Under the Traffic distribution by location view, you can review global total decisions and top ASNs. Review insufficiencies (instances in which Pulsar did not have sufficient data to make a decision) and the reasons for them in the Global total decisions view.

Insufficiency |
Description |
Next steps |
Geographic location of query source undetermined |
Could not determine the geographic location or ASN from the query source. No geographic database has 100% coverage, so you may see several of these messages. The percentage of total decisions is based on where your users are versus our database coverage. |
If necessary, contact support@ns1.com to submit geographic database additions or corrections. |
Configuration Error |
Some Pulsar-specific metadata for the record or answer is invalid. Typically, the Job ID metadata is either incorrect or missing. |
Fix any incorrect metadata for the record or answer using the Portal or the NS1 API. If updating through the API, be sure to wrap the Job ID in the |
Decision Error |
A transient error occurred while making a decision. |
If this error persists, contact support@ns1.com. |
Insufficient Data |
Pulsar’s routing table doesn’t have enough data for the specific geographic and ASN combination. This usually occurs when a single job in a set of answers lacks data. |
If this value is low, this is not considered a problem. If you notice many insufficiencies in a specific region and you have custom data, try to embed the Pulsar tag on a web property in that region to get more impressions. Only contact support@ns1.com if this is a large number or you notice a large concentration in a specific region. |
Answer Unavailable |
Pulsar made a decision, but the selected answer was not returned. This happens infrequently. This is an edge case where Pulsar functioned as intended, but prior filters removed all viable answers. |
This rarely happens. If the issue persists, contact support@ns1.com. |
The RUM Data Performance and Analysis tabs help you determine how efficiently your resources are being used. The NS1 DNS platform ingests real user performance measurements (real user metrics, or RUM) from actual end users. It takes latency measures, throughput, page load time, or other quality of experience metrics from users to the application or content delivery endpoints. Those endpoints can be data centers, cloud instances, CDNs, or a combination of these. Pulsar then builds a dynamic “map” of performance to those endpoints based on the geolocation or ASN of end users. You can set up filters to help Pulsar understand which delivery endpoint will perform best for a specific end user to route them accordingly. Pulsar keeps its “performance map” up to date by continuously taking RUM measurements from the end users it is routing.

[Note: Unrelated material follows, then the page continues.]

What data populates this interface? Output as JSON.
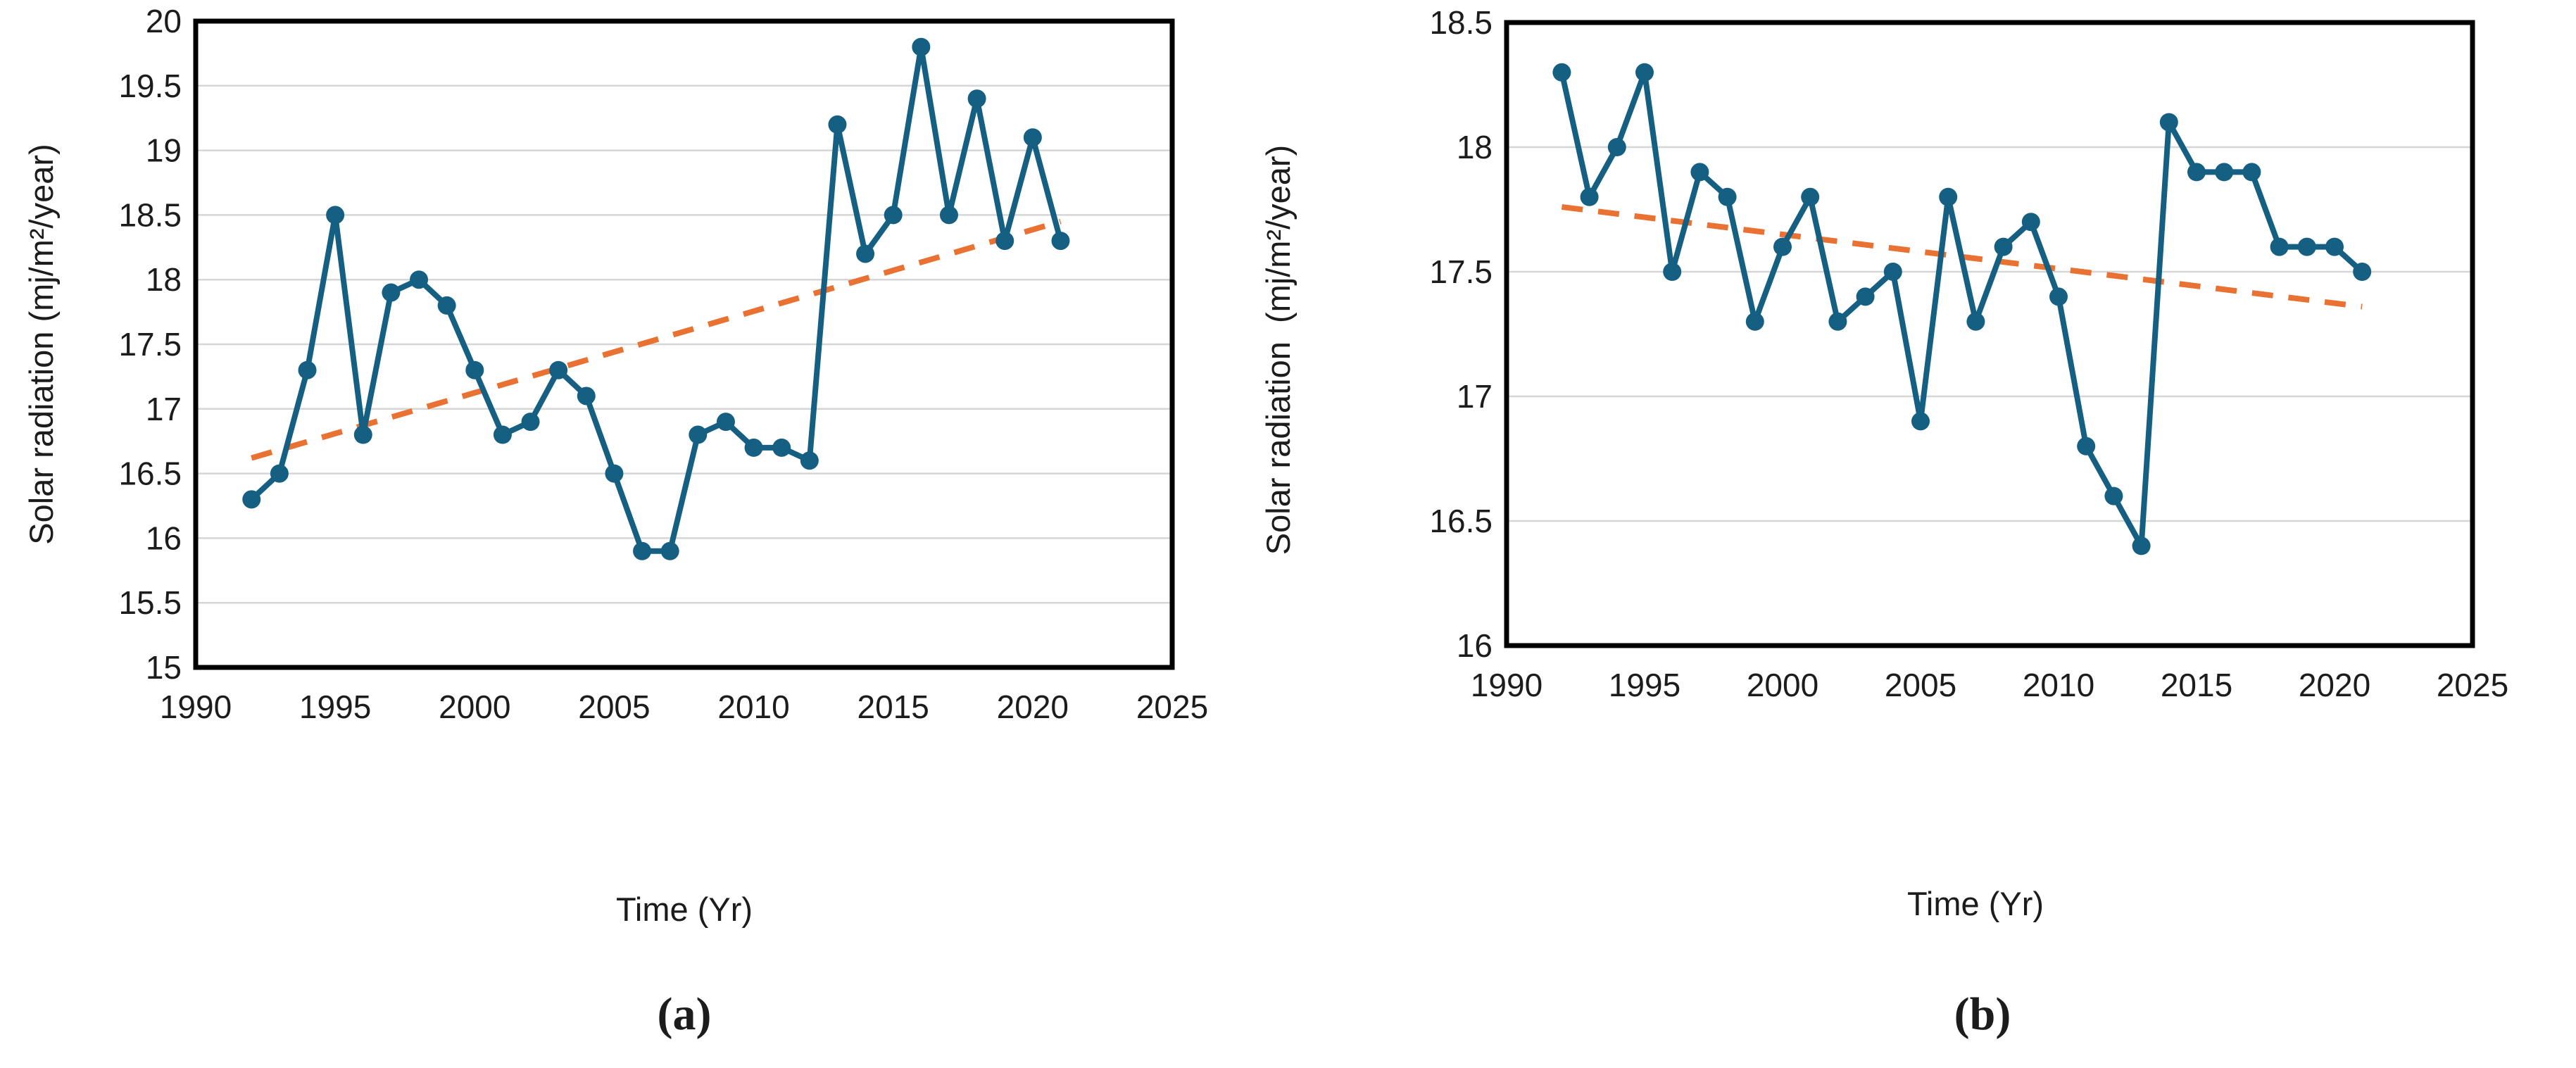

This page adds more detail than the Response time by resource view on the Analysis page. You can review the performance of your resources and how well they are serving different geographies. Use this data to determine what filters might need to change to respond to performance issues. By default, this data is displayed as a line chart, but you can easily switch to a map view to place that data first.

This tab is similar to the Performance tab, but it displays availability data instead of performance data. You can find data about anomalies here. Anomalies arise when a resource falls below an uptime threshold that you set. For example, if you set the threshold to 80%, resources that fall below that minimum availability level are anomalies and will display in red on the map view.